Test: Mercedes-Benz Vito Tourer

Neben den teuren Pkw-Kleinbussen bieten die Autohersteller immer auch eine günstigere Nutzfahrzeugvariante an. Bei Mercedes taugt auch diese locker als souveränes Familienauto.

Sogenannte Großraumlimousinen sind die perfekten Autos für die große Familie: Geräumig, bequem und wohnlich ausstaffiert. Aber auch extrem teuer. Clevere Käufer wählen stattdessen die Nutzfahrzeug-Varianten der Kleinbusse und rüsten sie ein wenig auf. Besonders gut klappt das beim Mercedes Vito Tourer, dem hemdsärmeligen Bruder der V-Klasse. 

Man merkt den Unterschied

Natürlich: Mit dem Business-Class-Charakter einer voll ausgestatteten V-Klasse kann der Vito nicht mithalten. Das fängt schon beim Armaturenbrett an, das sich mit seinem abwaschbaren Plastik-Charme und dem nüchternen Design deutlich von der Prachtlandschaft aus Chrom, Holz und Leder unterscheidet, die sich vor dem V-Klasse-Fahrer ausbreitet. Auf dem Boden gibt es statt Teppich Kunststoff, die Sitze sind nicht mit Leder, sondern Stoff bespannt und Infotainment oder Elektrotüren sind im Fond keine Selbstverständlichkeit. 

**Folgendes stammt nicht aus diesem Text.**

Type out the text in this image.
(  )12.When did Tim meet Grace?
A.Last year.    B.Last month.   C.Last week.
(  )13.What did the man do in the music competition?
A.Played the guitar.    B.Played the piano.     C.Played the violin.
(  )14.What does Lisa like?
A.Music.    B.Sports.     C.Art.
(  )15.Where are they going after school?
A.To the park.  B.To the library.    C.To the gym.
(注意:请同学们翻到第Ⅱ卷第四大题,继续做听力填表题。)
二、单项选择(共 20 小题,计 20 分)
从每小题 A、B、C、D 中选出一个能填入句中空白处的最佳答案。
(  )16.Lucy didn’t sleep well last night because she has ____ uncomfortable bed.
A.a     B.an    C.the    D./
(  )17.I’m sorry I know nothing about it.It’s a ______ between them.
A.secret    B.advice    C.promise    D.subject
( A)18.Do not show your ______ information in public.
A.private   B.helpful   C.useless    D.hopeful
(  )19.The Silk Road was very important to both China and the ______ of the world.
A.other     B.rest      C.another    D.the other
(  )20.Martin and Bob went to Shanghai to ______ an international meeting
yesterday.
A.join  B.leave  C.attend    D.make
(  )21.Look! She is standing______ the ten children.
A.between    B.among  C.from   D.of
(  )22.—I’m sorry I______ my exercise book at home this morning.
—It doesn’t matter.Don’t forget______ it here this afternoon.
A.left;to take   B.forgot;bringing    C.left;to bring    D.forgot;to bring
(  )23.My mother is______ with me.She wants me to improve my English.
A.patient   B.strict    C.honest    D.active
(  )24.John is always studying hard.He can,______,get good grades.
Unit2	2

Test: Mercedes-Benz Vito Tourer
Auch die Passagiere sitzen luftig

Trotz des Downgrades bietet der Vito allerdings im Wettbewerbsvergleich immer noch gehobenes Niveau. Alle Sitze sind verbindlich straff gepolstert, die Bedienung ist simpel und ergonomisch und alle beweglichen Teile sind mit bemerkenswerter Präzision zusammengefügt. Bestes Beispiel sind die Schiebetüren. Wo man sich bei vielen anderen Transporter-Modellen beim Schließen mit viel Kraft und leichtem Rütteln abmühen muss, gleiten die Mercedes-Portale fast von selbst ins Schloss. Gleiches gilt für die Heckklappe, die leichtgängig, satt und leise schließt. 

Außen fast identisch

Akustisch ist der Vito so gesehen nicht von einer V-Klasse zu unterscheiden. Und auch optisch halten sich die Unterschiede in Grenzen, wenn man ein paar Kreuze auf der Optionsliste macht, etwa bei Metalliclack, schicken Felgen und lackierten Stoßfängern. Einziges sicheres Differenzierungsmerkmal neben dem Modellnamen am Heck sind die Außenspiegel. Beim Vito sind sie nicht in Karosseriefarbe gehalten. Außerdem beherbergen sie keine Blinker-Elemente. Die finden sich stattdessen auf den Kotflügeln. 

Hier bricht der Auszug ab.